Юнас допивает остатки джина с тоником, не в меру резко отставляет стакан, смотрит на часы. Карен наблюдает за ним с показным спокойствием; список вопросов далеко не исчерпан. Если не удастся получить все необходимые ответы здесь и сейчас, придется везти его в участок, а этого она хочет меньше всего.
— Ладно. — Она пристально смотрит на него. — Как я поняла, ваши с Сюзанной отношения были… отнюдь не теплые. И, по словам Сигрид, после развода лучше не стали. Можно спросить, из-за чего вы ссорились тогда? В смысле, после развода.

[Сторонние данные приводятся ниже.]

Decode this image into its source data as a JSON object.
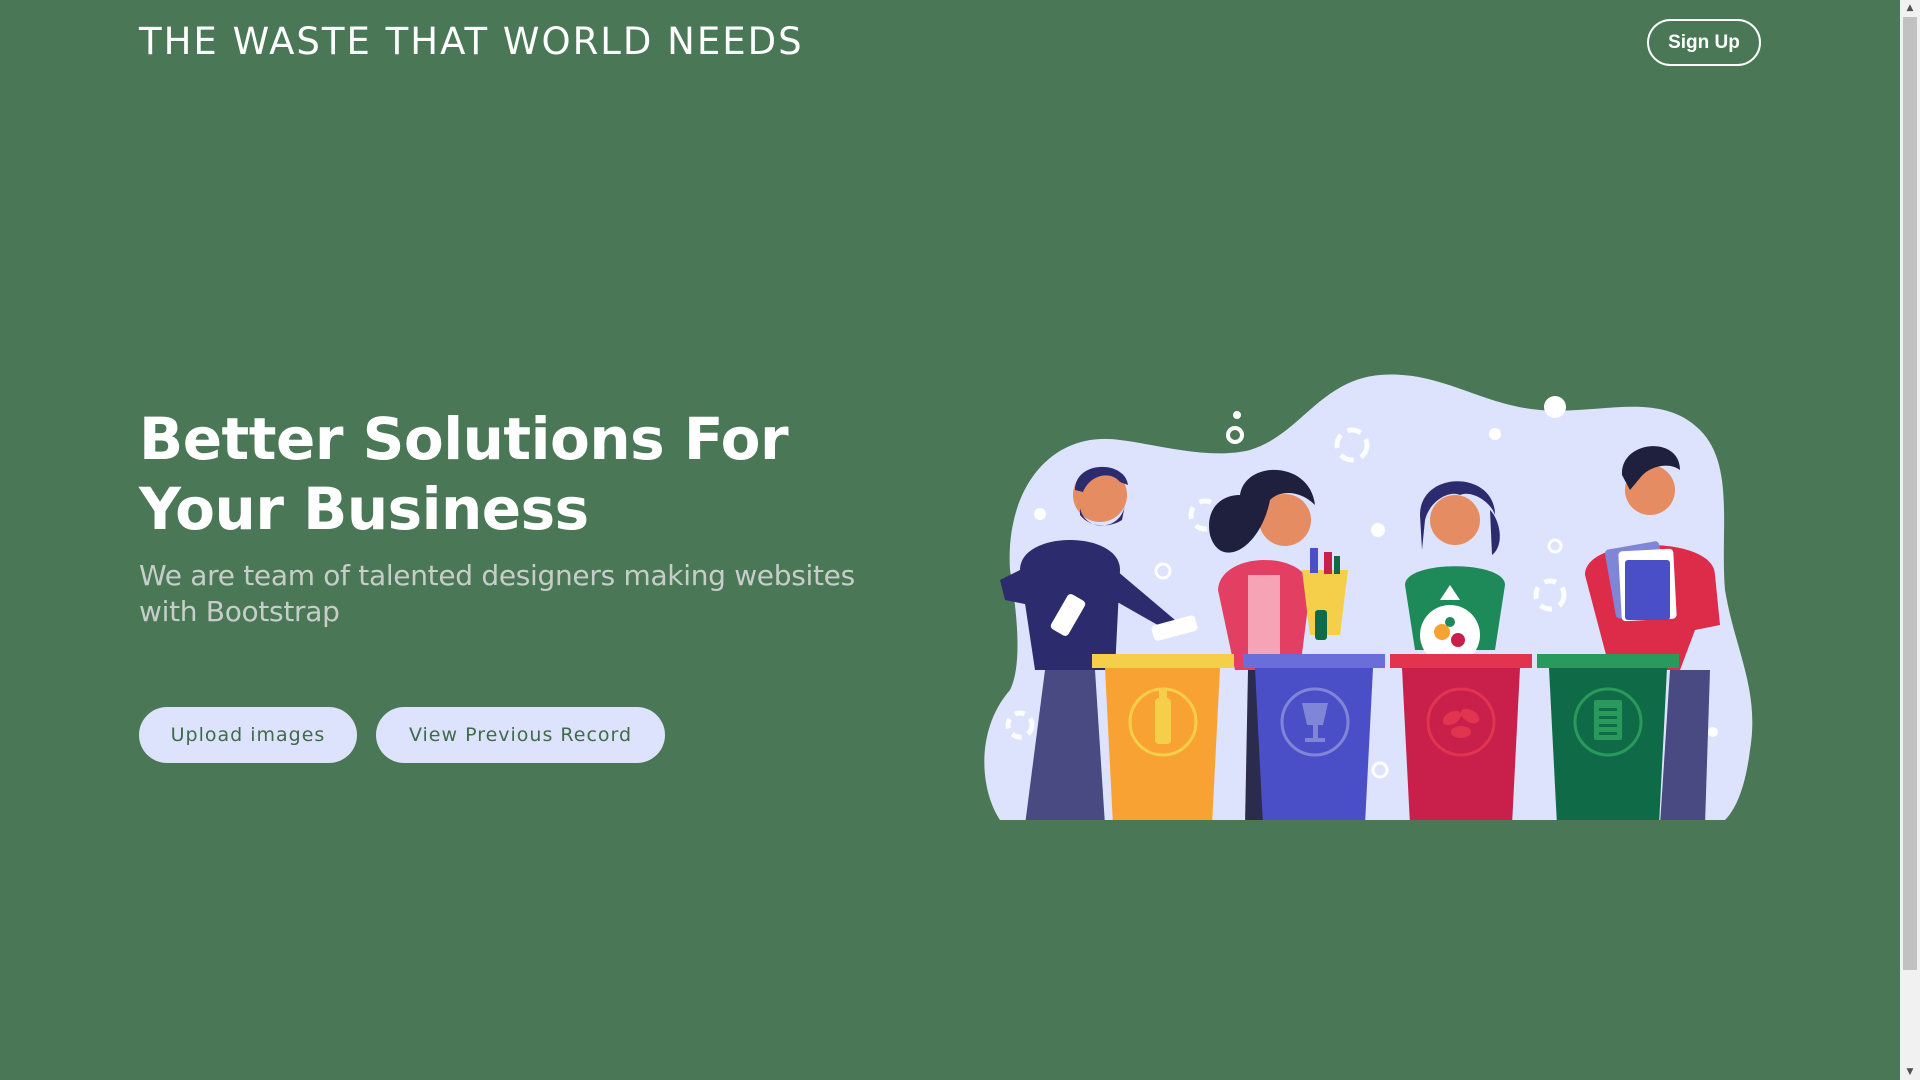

— По-прежнему из-за денег, из-за чего же еще, — цедит он. — У Сюзанны все вертелось вокруг денег. Черт побери, больше она ни о чем не думала.
Карен вспоминает дом Сюзанны, сравнивает его с тем, где находится сейчас. В Лангевике две спальни, белый ламинированный книжный шкаф и диван из “ИКЕА”. Чистенько и аккуратно, но в световых годах от этой огромной виллы в Тингвалле, с натуральными коврами, дорогими картинами и бассейном. Взгляд, каким она обводит гостиную, определенно выдает ее мысли.
— Это называется брачный контракт, — холодно роняет Юнас. — Весьма справедливо. С чем пришел, с тем и ушел. И точка.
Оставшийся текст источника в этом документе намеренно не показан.